Brilliant. I guess the drone targeting teams now have pre-cogs working for them so that we can know who the future AQAP leaders would have been. How much faster will AQAP grow now?

9 replies
  1. peasantparty says:

    I watched the Senate Hearing where those words regarding AQ were told at least 6 times to the Committee. They are very well aware of the backlash of the drone strikes in Yemen. Either the Military, JSOC, and CIA are not being led by Congress and the President on this, or nobody cares.

    The Commander in Chief has a lot of questions to answer regarding these unclaimed wars and war zones. Congress is guilty of each death for allowing the money to flow into the system to enable it.

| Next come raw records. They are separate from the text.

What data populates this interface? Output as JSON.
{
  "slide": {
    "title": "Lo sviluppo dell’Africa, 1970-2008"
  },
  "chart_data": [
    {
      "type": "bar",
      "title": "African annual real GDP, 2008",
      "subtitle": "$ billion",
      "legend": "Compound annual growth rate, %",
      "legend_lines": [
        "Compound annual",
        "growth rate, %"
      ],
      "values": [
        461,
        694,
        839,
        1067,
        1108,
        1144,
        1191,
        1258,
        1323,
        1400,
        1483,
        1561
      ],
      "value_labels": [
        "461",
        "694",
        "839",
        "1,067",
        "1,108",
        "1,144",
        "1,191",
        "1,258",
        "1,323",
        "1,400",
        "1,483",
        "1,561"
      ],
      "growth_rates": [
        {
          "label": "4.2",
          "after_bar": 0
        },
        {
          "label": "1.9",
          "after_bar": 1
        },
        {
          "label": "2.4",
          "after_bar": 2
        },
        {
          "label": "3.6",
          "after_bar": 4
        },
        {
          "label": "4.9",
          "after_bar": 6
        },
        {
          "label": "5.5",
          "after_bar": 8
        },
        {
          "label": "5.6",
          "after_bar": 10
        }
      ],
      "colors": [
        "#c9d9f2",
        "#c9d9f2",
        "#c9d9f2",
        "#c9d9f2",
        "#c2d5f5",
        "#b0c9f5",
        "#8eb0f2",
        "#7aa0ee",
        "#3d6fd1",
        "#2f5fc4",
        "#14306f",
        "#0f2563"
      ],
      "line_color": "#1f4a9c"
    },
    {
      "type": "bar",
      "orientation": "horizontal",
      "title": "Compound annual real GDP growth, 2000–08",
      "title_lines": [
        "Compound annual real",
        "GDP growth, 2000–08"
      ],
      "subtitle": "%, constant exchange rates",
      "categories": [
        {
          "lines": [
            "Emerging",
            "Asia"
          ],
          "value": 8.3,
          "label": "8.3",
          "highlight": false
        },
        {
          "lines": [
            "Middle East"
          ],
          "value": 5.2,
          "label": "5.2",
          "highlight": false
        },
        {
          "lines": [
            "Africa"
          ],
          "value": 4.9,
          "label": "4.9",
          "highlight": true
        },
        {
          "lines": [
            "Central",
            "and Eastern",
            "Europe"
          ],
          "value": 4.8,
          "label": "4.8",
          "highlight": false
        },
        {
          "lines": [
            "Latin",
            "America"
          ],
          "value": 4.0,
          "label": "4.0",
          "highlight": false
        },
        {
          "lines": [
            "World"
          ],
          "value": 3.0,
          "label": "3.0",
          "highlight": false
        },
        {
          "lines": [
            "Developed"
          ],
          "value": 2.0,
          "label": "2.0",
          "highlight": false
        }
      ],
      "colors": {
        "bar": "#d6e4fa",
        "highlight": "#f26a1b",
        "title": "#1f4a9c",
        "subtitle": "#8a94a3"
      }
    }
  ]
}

    For all those in foreign lands that the US is conducting these ill conceived and stupid acts, I apologize dearly. This is not the correct use of military and power to stop a small menace. It is shameful that the largest military in the world has to stoop to these measures in order to stop a small army of their own making!

  2. P J Evans says:

    Isn’t that going to be hard on all the non-government folks in DC? I’d prefer something a bit more targeted, like only the ones who think drones are a great idea.

  3. C says:

    During the waning days of the Vietnam War one of its architects in the “Best and the Brigtest” appeared before congress and, when asked about the progress of the war, spoke in terms of “increased derivatives of bomb tonnage over time” or words to that effect. Now as we know thanks to the Pentagon Papers he knew at the time that we were losing by any real measure and had been for some time. Yet he reported glowingly on the number of villages bombed, using the most abstract technical jargon, as if that was the end in itself, and perhaps it was.

    When I read statements of the type above about “widening the scope” of targets It feels oddly familiar, and wholly depressing.

  4. C says:

    “What did my daughter ever do to them? She was only eight years old.”

    I wonder if the drone operator who fired on the building even knows about this? I doubt they ever saw his daughter or was trained to think about her any more than the bomber pilots in Vietnam saw the villages. But do they even tell them after the fact or have we completely severed the chain between action and human consequences in war?

  5. seedeevee says:

    I guess they are going to have to back and clean up that little boy whose sister was murdered. He has a future as a “Pissed Off At America” Yemeni . . . .

  6. john francis lee says:

    The people in the administration who run this drone assassination terror program are smart people. They know exactly what they are doing. Drone production is ramped up and they need targets. Their method of target creation is terrorizing countries and killing men. women and children at random … by ‘signature’.

    That creates the terrorist targets they need to expand their program.

    The people who run the government of the United States of America are depraved and are beyond the pale of civilization … all 546 of them must be replaced by ordinary Americans. We have 300 million to chose from. A random selection would be better than what we have now … much better. But we can do better than that.

  7. Nathanael says:

    This means that drone strikes, since they are a recruiting tool for AQAP, constitute “aid and comfort to the enemy”. Everyone ordering them has committed treason according to the US Constitution.

    Not sure what it will take to get Obama & co. prosecuted for treason, but it’s overdue. I voted for the man in 2008, but at this point it’s clear he belongs in the dock for his crimes against the United States.